Coordenadora da UPA precisou colocar a mão na massa para diminuir a fila de espera por atendimento

 

 

A tesoura afiada com a qual o prefeito de Coelho Neto Américo de Sousa (PT) cortou diversos servidores contratados no final do ano passado, continua prejudicando o bom andamento dos trabalhos nos setores do governo, em especial da secretaria de Saúde.

Se não bastasse o rodízio de servidores para dar conta do serviço nas Unidades Básicas de Saúde – UBS, nesta quinta (15), o blog constatou que esse corte tem afetado também o atendimento já comprometido da Unidade de Pronto Atendimento – UPA.

Ao chegar para consultar meu filho, o atendimento com o médico do plantão foi praticamente imediato, o problema na verdade se deu na sala de administração de medicamentos. Foram exatos quarenta minutos aguardando a aplicação de duas injeções.

Como a sala infantil desativada, apenas uma técnica de enfermagem se revezava para atender a todos que estavam na fila de espera, com crianças e adultos recebendo atendimento no mesmo espaço. Ou seja, o governo segue descaracterizando o funcionamento da UPA, colocando adultos e crianças no mesmo espaço apenas para não pagar mais uma técnica de enfermagem.

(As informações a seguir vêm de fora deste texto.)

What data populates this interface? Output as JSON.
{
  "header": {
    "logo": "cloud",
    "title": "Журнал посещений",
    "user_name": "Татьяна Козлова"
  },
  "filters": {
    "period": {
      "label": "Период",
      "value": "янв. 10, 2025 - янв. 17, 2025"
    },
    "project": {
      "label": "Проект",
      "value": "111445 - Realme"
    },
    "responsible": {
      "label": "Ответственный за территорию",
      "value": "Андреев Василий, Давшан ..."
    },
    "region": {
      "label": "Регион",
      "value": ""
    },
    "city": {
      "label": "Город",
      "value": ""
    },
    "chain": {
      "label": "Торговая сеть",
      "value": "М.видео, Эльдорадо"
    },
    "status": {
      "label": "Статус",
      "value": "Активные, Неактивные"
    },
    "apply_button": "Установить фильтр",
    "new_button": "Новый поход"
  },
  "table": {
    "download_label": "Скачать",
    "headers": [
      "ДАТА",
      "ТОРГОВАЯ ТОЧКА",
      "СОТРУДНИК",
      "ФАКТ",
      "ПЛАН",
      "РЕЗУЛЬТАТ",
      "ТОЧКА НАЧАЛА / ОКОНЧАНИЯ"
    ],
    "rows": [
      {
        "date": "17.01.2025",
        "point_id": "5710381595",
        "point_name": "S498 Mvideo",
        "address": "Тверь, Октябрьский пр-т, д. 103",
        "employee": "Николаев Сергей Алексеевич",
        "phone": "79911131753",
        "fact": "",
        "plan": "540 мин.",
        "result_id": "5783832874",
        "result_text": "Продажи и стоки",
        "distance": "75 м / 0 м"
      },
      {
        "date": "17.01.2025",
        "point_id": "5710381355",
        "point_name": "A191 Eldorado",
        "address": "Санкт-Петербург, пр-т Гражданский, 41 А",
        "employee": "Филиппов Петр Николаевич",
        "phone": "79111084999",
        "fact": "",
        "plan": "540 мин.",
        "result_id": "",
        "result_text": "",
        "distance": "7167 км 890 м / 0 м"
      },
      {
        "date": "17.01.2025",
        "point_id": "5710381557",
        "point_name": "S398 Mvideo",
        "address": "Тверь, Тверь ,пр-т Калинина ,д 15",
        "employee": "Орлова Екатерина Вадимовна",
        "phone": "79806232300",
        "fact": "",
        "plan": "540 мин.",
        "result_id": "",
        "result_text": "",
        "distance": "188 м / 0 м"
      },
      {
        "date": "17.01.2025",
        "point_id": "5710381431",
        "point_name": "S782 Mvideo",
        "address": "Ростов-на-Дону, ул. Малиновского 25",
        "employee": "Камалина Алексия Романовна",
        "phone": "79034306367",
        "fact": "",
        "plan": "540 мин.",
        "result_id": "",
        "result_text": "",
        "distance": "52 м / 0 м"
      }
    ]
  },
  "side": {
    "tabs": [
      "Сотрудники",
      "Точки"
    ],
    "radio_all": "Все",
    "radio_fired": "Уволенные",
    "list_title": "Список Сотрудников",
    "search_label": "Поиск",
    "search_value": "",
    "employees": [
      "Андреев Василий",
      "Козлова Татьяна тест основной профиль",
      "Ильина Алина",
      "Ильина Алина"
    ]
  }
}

Visivelmente constrangida com o número considerável de pessoas na fila, a coordenadora da unidade Ivonete Brito não se fez de rogada, botou o jaleco e entrou em ação para ajudar no atendimento.

A atitude dela logicamente deve ser enaltecida, pois mostra desprendimento e compromisso com a unidade que está sob sua responsabilidade, mas não minimiza o erro do governo. A secretaria de Saúde precisa rever esse corte e constatar que é humanamente impossível manter apenas uma profissional para todo o atendimento. Se bem que todo esse mau atendimento faz juz ao interesse de gente de proa do governo que torce para que a UPA seja fechada, talvez por isso a idéia de precarizar o seu funcionamento.

Problemas como esse o governo não enxerga, ou pelo menos faz de conta que não. E o Conselho de Saúde esse muito menos.